見出し画像

宮津で「日本一の酢」を造る〜飯尾醸造〜

日々の料理の中で使う酢の旨味について意識したことはありますか? 丹後魚っ知館の手前、栗田湾に面した海辺の町に明治時代創業のお酢の醸造元、飯尾醸造があります。飯尾醸造の酢は、ほんの少し料理にプラスするだけで驚くほど味が引き締まり旨味が増すのです。それもそのはず、こちらの酢は米作りからスタートし1年半かけて醸造されます。その酢造りの秘密とこだわりに迫ります。

米作りから醪(もろみ)造り、酢造りまで全て自前で

画像2

栗田くんだ湾の漁港町に立つ風格ある建物が明治26年(1893)より酢を造り続けている飯尾醸造です。今も昔ながらの製法で同社の銘柄「純米富士酢」をはじめ様々な酢を大切に醸造しています。

画像3

お酢造りはいたってシンプル。米酢の場合、日本酒に酢酸菌を加え発酵させて造るので、主な材料は「米」と「水」。飯尾醸造では由良ヶ岳の伏流水と丹後で育った無農不使用の米のみを使用して造られます。

画像4

飯尾醸造が無農薬栽培の米を使うようになったのは昭和 39 年(1964)。現在、蔵を守る 5 代目当主・飯尾彰浩さんの祖父、輝之助さんの時からだそうです。当時、日本の農作物は強い農薬を大量に使って作られる時代。農薬を撒いた田んぼには人が近づかないよう立ち入り禁止の赤い旗がたてられ、「こんな田んぼで作った米から酢を造っとったらあかん!」と感じ、時代の流れに逆行しても体に良く、安全な米で酢を造りたい と各農家に無農薬栽培での米作りをお願いして歩き苦労の末、作ってもらえるようになりました。

画像5

その志を継いだ4代目は無農薬栽培による農家の負担を減らそうと様々な農法を研究して取り入れ、さらに日本の農業を守りたいという思いから米を高値で買い取るなど農家との強い信頼関係を結んでいきました。

画像6

現在は契約農家の米に加え、宮津市の棚田を守りたいという思いから風光明媚な里山にある棚田を買い取り自社で米作りもしています。田植えや稲刈りの時には全国からのボランティアも参加。この体験の評判が口コミで広がり、今では1日30人ものボランティアが集まるのだそうです。(美しい棚田の様子や田植えや稲刈りの様子、酢造りの様子は飯尾醸造のYouTubeチャンネルで見ることができます。

米作りに150日、酒造りに50日、酢作りに100日、熟成に300日かけて造られる酢

画像7

こうして出来上がった米でまず麹造りが始まります。

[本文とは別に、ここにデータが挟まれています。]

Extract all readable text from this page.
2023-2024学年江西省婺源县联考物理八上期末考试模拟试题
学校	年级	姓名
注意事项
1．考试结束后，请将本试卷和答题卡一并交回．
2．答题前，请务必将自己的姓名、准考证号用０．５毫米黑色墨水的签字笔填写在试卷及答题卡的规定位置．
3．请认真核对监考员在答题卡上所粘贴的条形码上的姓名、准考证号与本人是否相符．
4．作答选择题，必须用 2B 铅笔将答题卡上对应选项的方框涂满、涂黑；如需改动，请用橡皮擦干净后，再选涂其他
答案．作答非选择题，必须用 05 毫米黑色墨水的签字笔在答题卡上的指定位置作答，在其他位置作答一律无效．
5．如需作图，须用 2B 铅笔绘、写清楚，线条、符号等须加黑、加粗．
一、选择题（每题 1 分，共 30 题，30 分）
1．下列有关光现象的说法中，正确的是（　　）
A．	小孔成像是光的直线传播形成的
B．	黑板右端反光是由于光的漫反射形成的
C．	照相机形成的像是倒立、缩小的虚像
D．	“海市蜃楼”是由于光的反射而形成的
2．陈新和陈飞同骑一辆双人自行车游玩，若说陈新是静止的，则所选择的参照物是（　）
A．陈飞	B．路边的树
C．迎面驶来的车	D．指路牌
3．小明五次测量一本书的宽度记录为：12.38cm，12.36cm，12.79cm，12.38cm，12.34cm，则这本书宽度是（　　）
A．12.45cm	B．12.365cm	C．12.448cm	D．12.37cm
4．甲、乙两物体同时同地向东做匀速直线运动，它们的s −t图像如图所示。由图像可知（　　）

飯尾醸造では今も杜氏や蔵人が住み込みで酒造りを行っており麹造りからスタートし約50日かけて日本酒を造ります。

画像8

その酒に水と種酢を合わせ今度は100日かけてゆっくりとアルコール分を酢に変える昔ながらの「静置発酵」を経た後、300日間「長期熟成」させて純米酢が完成します。
日本に数多くある酢のメーカーでも自社で酒造りはもとより、米作りからスタートし約1年半もかけて酢を造るところは、ほぼ皆無なのだとか(大手メーカーだと2週間で酢ができてしまうそうです)。

画像9

ところで米だけで酢を1ℓ造る場合、最低限必要な米の量は120g。ところが飯尾醸造の代表銘柄「純米富士酢」では米を200gも使います。これはJAS規格の5倍の量。ゆえに出来上がった酢はツーンとした酸味がなく、驚くほどまろやか。そして美しい黄金色をしています。しかも、たっぷりの米を使っているため旨味が強く、少し加えるだけで上等の味になるのも魅力です。

宮津市の魅力を世界中に発信する

画像10

長年、宮津市で酢を造り続けてきた飯尾醸造ですが、商品を作って販売し「自分たちが良ければいいのではなく、自分たちの後ろにあるものも大切にしたいです。宮津市の美しい景色を残したり美味しい食材があることを知ってもらうなど宮津や丹後の魅力をもっと発信していきたいです」と飯尾彰浩さん。
その一つとして、かつて花街があった新浜の築120年の商家を買い取り、おしゃれに改装。東京からシェフを招きイタリア料理店「aceto(アチェート/イタリア語で酢の意)」をオープンさせました。

画像11

これをきっかけに周辺にお店が増え、近畿はもとより東京や海外など遠くから泊りがけで料理を食べに来る人が増え、宮津市での滞在時間が増えてくれたらという思いもあるそうです。「こうやって長年、商売をさせてもらっている町に恩返しをしたいと思っています」。

画像12

さらに数年前より「世界シャリサミット」を宮津市で開催。理想の鮨のための“理想のシャリ作り”を学ぶサミットですが、世界中から鮨職人が集まるだけでなく、鮨に関わる業者も参加。「ここで鮨店と海苔店が出会ったり、鮨店同士が仲良くなって情報交換したりとハブ的存在になればいいなと思います」と飯尾さん。

画像13

この他にも飯尾醸造の活動は多岐に渡り、新しい酢も毎年、開発しています。酢造りを通して伝統製法の美しさを伝えると共に、丹後の豊かな自然や魅力を日本、世界に発信する飯尾醸造の今後の展開に目が離せません。

<データ>
飯尾醸造
宮津市小田宿野373
TEL:0772-25-0015
ホームページ

ふるさと納税ポータルサイト「ふるさとチョイス」

みんなにも読んでほしいですか?

オススメした記事はフォロワーのタイムラインに表示されます!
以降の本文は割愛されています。